L’agitation politique sur le continent européen est sans précédent, et n’est pas sans refléter une fragilité palpable. Il ne manquait à l’Europe que la guerre russe contre l’Ukraine pour dévoiler les différences dans les approches, voire les contradictions, à l’égard des défis croissants qu’elle traverse. Cette guerre engendrera des changements majeurs sur les plans politiques, économiques et sociaux.

L’issue de cette guerre dévastatrice qui a tué des milliers de personnes et déplacé des millions reste incertain. Néanmoins, des questions fondamentales liées à l’avenir de l’Europe, à son unité et à ses capacités de défense et de sécurité, sont posées. La sortie de la Grande-Bretagne de l’Union a été un coup dur dont les conséquences sont indéniables à plus d’un niveau, même si le Brexit n’a pas pour autant conduit à "l’effondrement" de l’unitarisme européen mis en place au milieu du siècle dernier.

Si l’Europe a surmonté, bon an mal an, le retrait des Britanniques, les discussions indispensables liées aux moyens de développer ses capacités de défense reviennent en force et soulèvent de nombreuses questions légitimes, à l’instar de cette question fondamentale : quelles sont les véritables raisons qui poussent un continent riche d’une population de près de 500 millions d’habitants à s’appuyer entièrement sur l’OTAN pour assurer sa sécurité, alors que l’OTAN, qui gravite dans l’orbite des Américains, se trouve forcément affecté par les décisions et les orientations politiques de Washington ?

L’idée de créer une armée européenne a été évoquée à plusieurs reprises, et c’est Paris qui a affiché le plus d’enthousiasme à cet égard, dans un but implicite visant à réduire la dépendance européenne vis-à-vis des États-Unis via l’OTAN, afin que l’Europe puisse définir ses priorités sécuritaires indépendamment des calculs stratégiques américains.

Certes, le camp occidental, si l’on peut le nommer ainsi, converge sur certains principes et orientations stratégiques et politiques. Cependant, cela ne veut pas pour autant dire que les grands intérêts américano-européens coïncident à divers tournants et étapes. La guerre aux frontières de l’Europe est un exemple frappant de cette divergence implicite malgré la coordination manifestée par les deux parties.

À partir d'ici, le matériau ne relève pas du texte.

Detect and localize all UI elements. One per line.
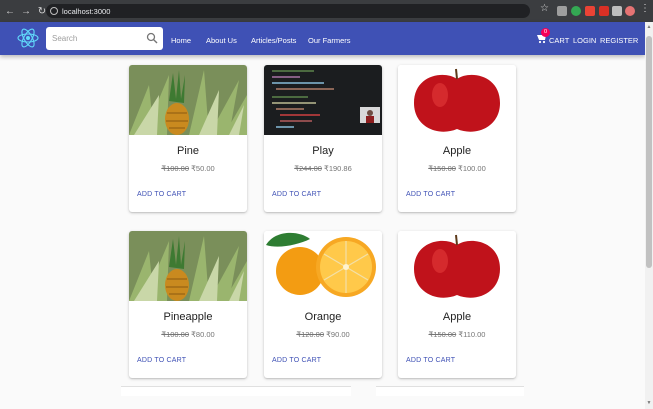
puzzle-icon[interactable]	[612, 6, 622, 16]
info-icon[interactable]	[50, 7, 58, 15]
old-price: ₹120.00	[296, 330, 325, 339]
menu-icon[interactable]: ⋮	[640, 3, 650, 14]
new-price: ₹90.00	[326, 330, 350, 339]
add-to-cart-button[interactable]: ADD TO CART	[406, 191, 455, 198]
product-card: Orange ₹120.00 ₹90.00 ADD TO CART	[264, 231, 382, 378]
scroll-down-icon[interactable]: ▼	[646, 400, 652, 406]
add-to-cart-button[interactable]: ADD TO CART	[137, 357, 186, 364]
product-price: ₹244.00 ₹190.86	[264, 164, 382, 173]
product-price: ₹120.00 ₹90.00	[264, 330, 382, 339]
page-scrollbar[interactable]: ▲ ▼	[645, 22, 653, 409]
nav-articles-posts[interactable]: Articles/Posts	[251, 36, 296, 45]
product-title: Apple	[442, 311, 472, 323]
product-card: Pineapple ₹100.00 ₹80.00 ADD TO CART	[129, 231, 247, 378]
cart-button[interactable]: CART	[549, 36, 569, 45]
product-card: Apple ₹150.00 ₹100.00 ADD TO CART	[398, 65, 516, 212]
product-price: ₹150.00 ₹110.00	[398, 330, 516, 339]
new-price: ₹190.86	[324, 164, 352, 173]
nav-about-us[interactable]: About Us	[206, 36, 237, 45]
extension-icon[interactable]	[571, 6, 581, 16]
apple-image	[398, 231, 516, 301]
pineapple-image	[129, 65, 247, 135]
old-price: ₹100.00	[161, 330, 190, 339]
star-icon[interactable]: ☆	[540, 3, 549, 14]
pineapple-image	[129, 231, 247, 301]
nav-our-farmers[interactable]: Our Farmers	[308, 36, 351, 45]
code-screenshot-image	[264, 65, 382, 135]
product-card: Play ₹244.00 ₹190.86 ADD TO CART	[264, 65, 382, 212]
orange-image	[264, 231, 382, 301]
product-price: ₹100.00 ₹80.00	[129, 330, 247, 339]
apple-image	[398, 65, 516, 135]
login-button[interactable]: LOGIN	[573, 36, 596, 45]
forward-icon[interactable]: →	[20, 6, 32, 17]
product-title: Orange	[304, 311, 342, 323]
search-input[interactable]	[52, 31, 140, 46]
nav-home[interactable]: Home	[171, 36, 191, 45]
address-url: localhost:3000	[62, 6, 111, 16]
react-logo-icon[interactable]	[16, 26, 40, 50]
profile-avatar[interactable]	[625, 6, 635, 16]
register-button[interactable]: REGISTER	[600, 36, 638, 45]
scroll-up-icon[interactable]: ▲	[646, 24, 652, 30]
extension-icon[interactable]	[599, 6, 609, 16]
product-title: Pine	[176, 145, 200, 157]
add-to-cart-button[interactable]: ADD TO CART	[272, 357, 321, 364]
next-row-card	[121, 386, 351, 396]
product-card: Apple ₹150.00 ₹110.00 ADD TO CART	[398, 231, 516, 378]
new-price: ₹110.00	[458, 330, 486, 339]
new-price: ₹80.00	[191, 330, 215, 339]
search-icon[interactable]	[146, 32, 158, 44]
next-row-card	[376, 386, 524, 396]
add-to-cart-button[interactable]: ADD TO CART	[137, 191, 186, 198]
extension-icon[interactable]	[557, 6, 567, 16]
search-box[interactable]	[46, 27, 163, 50]
new-price: ₹100.00	[458, 164, 486, 173]
product-price: ₹150.00 ₹100.00	[398, 164, 516, 173]
address-bar[interactable]: localhost:3000	[46, 4, 530, 18]
new-price: ₹50.00	[191, 164, 215, 173]
back-icon[interactable]: ←	[4, 6, 16, 17]
add-to-cart-button[interactable]: ADD TO CART	[272, 191, 321, 198]
extension-icon[interactable]	[585, 6, 595, 16]
old-price: ₹150.00	[428, 330, 457, 339]
browser-toolbar: ← → ↻ localhost:3000 ☆ ⋮	[0, 0, 653, 22]
product-price: ₹100.00 ₹50.00	[129, 164, 247, 173]
product-title: Apple	[442, 145, 472, 157]
product-title: Pineapple	[163, 311, 213, 323]
product-card: Pine ₹100.00 ₹50.00 ADD TO CART	[129, 65, 247, 212]
product-title: Play	[312, 145, 334, 157]
old-price: ₹100.00	[161, 164, 190, 173]
scrollbar-thumb[interactable]	[646, 36, 652, 268]
old-price: ₹150.00	[428, 164, 456, 173]
add-to-cart-button[interactable]: ADD TO CART	[406, 357, 455, 364]
old-price: ₹244.00	[294, 164, 322, 173]
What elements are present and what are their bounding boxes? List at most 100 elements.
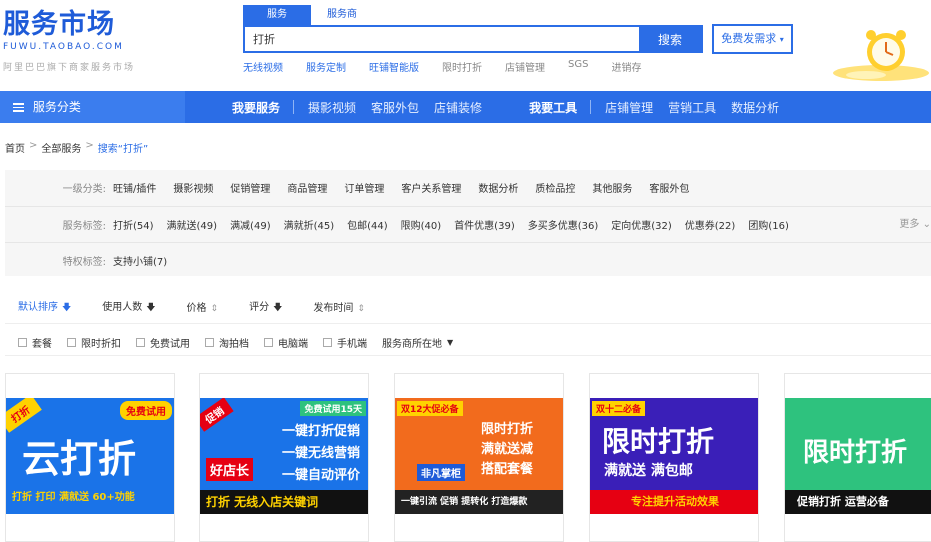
product-card[interactable]: 双十二必备 限时打折 满就送 满包邮 专注提升活动效果 bbox=[589, 373, 759, 542]
hot-link-flash-discount[interactable]: 限时打折 bbox=[442, 59, 482, 74]
banner-line: 满就送减 bbox=[481, 442, 534, 457]
sort-bar: 默认排序 🡇 使用人数 🡇 价格 ⇕ 评分 🡇 发布时间 ⇕ bbox=[5, 290, 931, 324]
search-tab-provider[interactable]: 服务商 bbox=[311, 5, 373, 25]
hot-link-smart-shop[interactable]: 旺铺智能版 bbox=[369, 59, 419, 74]
product-banner[interactable]: 双12大促必备 限时打折 满就送减 搭配套餐 非凡掌柜 一键引流 促销 提转化 … bbox=[395, 398, 563, 514]
search-input[interactable] bbox=[245, 27, 639, 51]
product-card[interactable]: 限时打折 促销打折 运营必备 bbox=[784, 373, 931, 542]
option-taopaidang[interactable]: 淘拍档 bbox=[205, 335, 249, 350]
hot-link-sgs[interactable]: SGS bbox=[568, 59, 588, 74]
sort-default-label: 默认排序 bbox=[18, 301, 58, 313]
filter-more-button[interactable]: 更多 ⌄ bbox=[899, 207, 931, 242]
filter-option[interactable]: 限购(40) bbox=[401, 217, 442, 232]
checkbox[interactable] bbox=[67, 338, 76, 347]
search-box: 搜索 bbox=[243, 25, 703, 53]
filter-option[interactable]: 定向优惠(32) bbox=[611, 217, 672, 232]
banner-promo-tag: 双12大促必备 bbox=[397, 401, 463, 416]
hot-link-inventory[interactable]: 进销存 bbox=[611, 59, 641, 74]
filter-option[interactable]: 团购(16) bbox=[748, 217, 789, 232]
filter-label-category: 一级分类: bbox=[62, 184, 106, 195]
banner-bottom-strip: 专注提升活动效果 bbox=[590, 490, 758, 514]
filter-option[interactable]: 优惠券(22) bbox=[685, 217, 736, 232]
breadcrumb-all-services[interactable]: 全部服务 bbox=[41, 140, 81, 155]
hot-link-shop-management[interactable]: 店铺管理 bbox=[505, 59, 545, 74]
sort-default[interactable]: 默认排序 🡇 bbox=[18, 298, 71, 316]
sort-by-publish-time[interactable]: 发布时间 ⇕ bbox=[313, 299, 365, 314]
filter-option[interactable]: 其他服务 bbox=[592, 180, 632, 195]
location-label: 服务商所在地 bbox=[382, 339, 442, 350]
breadcrumb-home[interactable]: 首页 bbox=[5, 140, 25, 155]
filter-option[interactable]: 多买多优惠(36) bbox=[528, 217, 599, 232]
nav-item-marketing-tools[interactable]: 营销工具 bbox=[668, 99, 716, 116]
search-button[interactable]: 搜索 bbox=[639, 27, 701, 51]
checkbox[interactable] bbox=[18, 338, 27, 347]
option-label: 手机端 bbox=[337, 339, 367, 350]
checkbox[interactable] bbox=[323, 338, 332, 347]
product-banner[interactable]: 打折 免费试用 云打折 打折 打印 满就送 60+功能 bbox=[6, 398, 174, 514]
option-flash-discount[interactable]: 限时折扣 bbox=[67, 335, 121, 350]
checkbox[interactable] bbox=[136, 338, 145, 347]
filter-option[interactable]: 订单管理 bbox=[344, 180, 384, 195]
product-card[interactable]: 促销 免费试用15天 一键打折促销 一键无线营销 一键自动评价 好店长 打折 无… bbox=[199, 373, 369, 542]
filter-option[interactable]: 质检品控 bbox=[535, 180, 575, 195]
product-card[interactable]: 双12大促必备 限时打折 满就送减 搭配套餐 非凡掌柜 一键引流 促销 提转化 … bbox=[394, 373, 564, 542]
nav-item-shop-decoration[interactable]: 店铺装修 bbox=[434, 99, 482, 116]
filter-option[interactable]: 客户关系管理 bbox=[401, 180, 461, 195]
filter-option[interactable]: 商品管理 bbox=[287, 180, 327, 195]
nav-item-photo-video[interactable]: 摄影视频 bbox=[308, 99, 356, 116]
filter-option[interactable]: 支持小铺(7) bbox=[113, 253, 167, 268]
site-logo[interactable]: 服务市场 FUWU.TAOBAO.COM 阿里巴巴旗下商家服务市场 bbox=[3, 10, 173, 80]
search-tab-service[interactable]: 服务 bbox=[243, 5, 311, 25]
nav-item-shop-management[interactable]: 店铺管理 bbox=[605, 99, 653, 116]
product-banner[interactable]: 促销 免费试用15天 一键打折促销 一键无线营销 一键自动评价 好店长 打折 无… bbox=[200, 398, 368, 514]
post-demand-button[interactable]: 免费发需求 ▾ bbox=[712, 24, 793, 54]
category-menu-button[interactable]: 服务分类 bbox=[0, 91, 185, 123]
filter-option[interactable]: 摄影视频 bbox=[173, 180, 213, 195]
filter-option[interactable]: 满就折(45) bbox=[284, 217, 335, 232]
filter-row-service-tags: 服务标签: 打折(54) 满就送(49) 满减(49) 满就折(45) 包邮(4… bbox=[5, 206, 931, 241]
checkbox[interactable] bbox=[205, 338, 214, 347]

Washington, de par sa position de pointe dans le leadership mondial, ne peut considérer les questions brûlantes dans le monde sans le faire sous l’angle de ses intérêts stratégiques.  Cela pourrait potentiellement conduire à une rupture avec l’Europe ou avec d’autres alliés dans le monde. Ainsi, la "dépendance" sécuritaire et non sécuritaire de l’Europe vis-à-vis de Washington aurait des répercussions majeures au niveau de la politique internationale.

Toutefois, outre cette relation problématique entre les composantes du camp occidental, en particulier les États-Unis et l’Europe, il existe de profondes divergences entre les Européens eux-mêmes concernant la gestion de la guerre russe contre l’Ukraine. D’ailleurs, la question est plus profonde et va au-delà de la guerre contre l’Ukraine, malgré sa gravité et les énormes pertes qu’elle occasionne. Elle est fondamentalement liée à l’avenir des relations internationales, à celui de l’Europe et des relations entre les nations européennes.

L’Italie, par exemple, craint que la Banque centrale européenne n’augmente ses taux, vu que cela anéantirait sa capacité à assurer le service de sa dette publique élevée. L’Allemagne, qui a augmenté son budget militaire de manière inédite, considère que l’embargo pétrolier sur la Russie entraînera une augmentation significative des coûts de l’énergie, ce qui aura un impact évident sur son économie. La Hongrie tweete aux côtés de la Russie, et j’en passe.

Chaque pays européen a ses propres appréhensions. Et il ne fait aucun doute que l’après-guerre sur l’Ukraine ne sera pas comme l’avant-guerre.